Accordingly, Boston is not in favor of automating the system just yet.

“We want to make sure it’s mature before we move” to system automation using PMU data, he said. “With any new technology you want to be sure that you’ve thoroughly tested it before you turn it into an automated system.”

Contributions to fund NASPI, which came from the U.S. Department of Energy (DOE) and industry members, totaled more than $600m, an amount which both officials said could be easily offset by a single prevented outage or a capacity increase at a single flowgate.

“Based on the Aug. 14, 2003 [blackout], which was a $6bn day, you’re talking about two hours of reduced outage time” to recover the investment, Boston said.
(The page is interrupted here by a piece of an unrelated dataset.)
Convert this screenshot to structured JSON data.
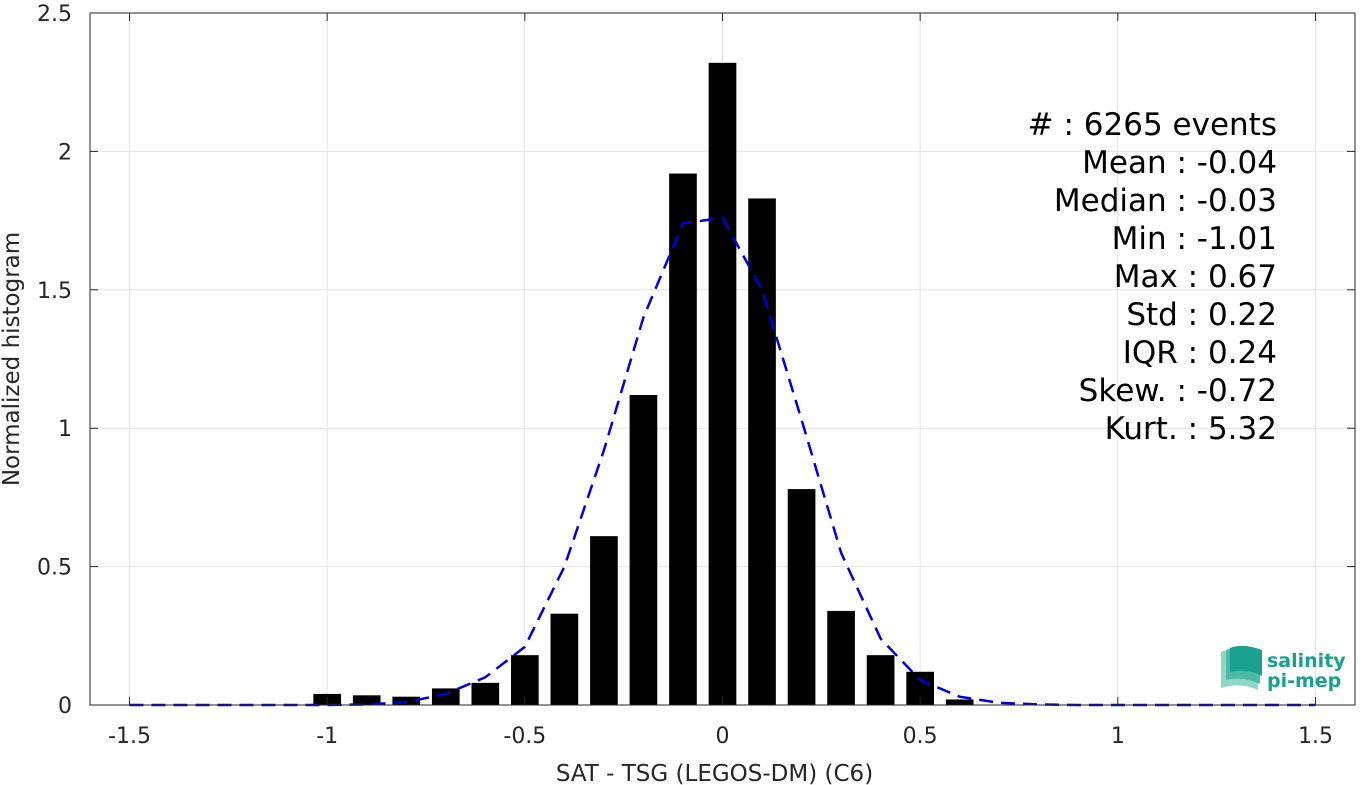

Silverstein said increased efficiency of both transmission and generation assets will also yield measurable returns on investment.

“One generator using [a PMU] saved itself $800,000 in revenues” that would have been lost if it had to go offline for NERC model validation, she said.

Silverstein also pointed out that, using PMU data, the operators of the California-Oregon intertie determined that the parameters set for the intertie’s throughput were too narrow and uprated the intertie by 100 MW as a result.

She said, “100 MW of trade year-round between California and Oregon is worth $200m per year.”

Now that NERC is stepping out of the technology incubation business, DOE and the Electric Power Research Institute have stepped forward to take over NASPI “because they thought the value of this collaboration was so important,” Silverstein said. “DOE will be supporting NASPI in 2014 and 2015 so we can continue this joint problem-solving effort.”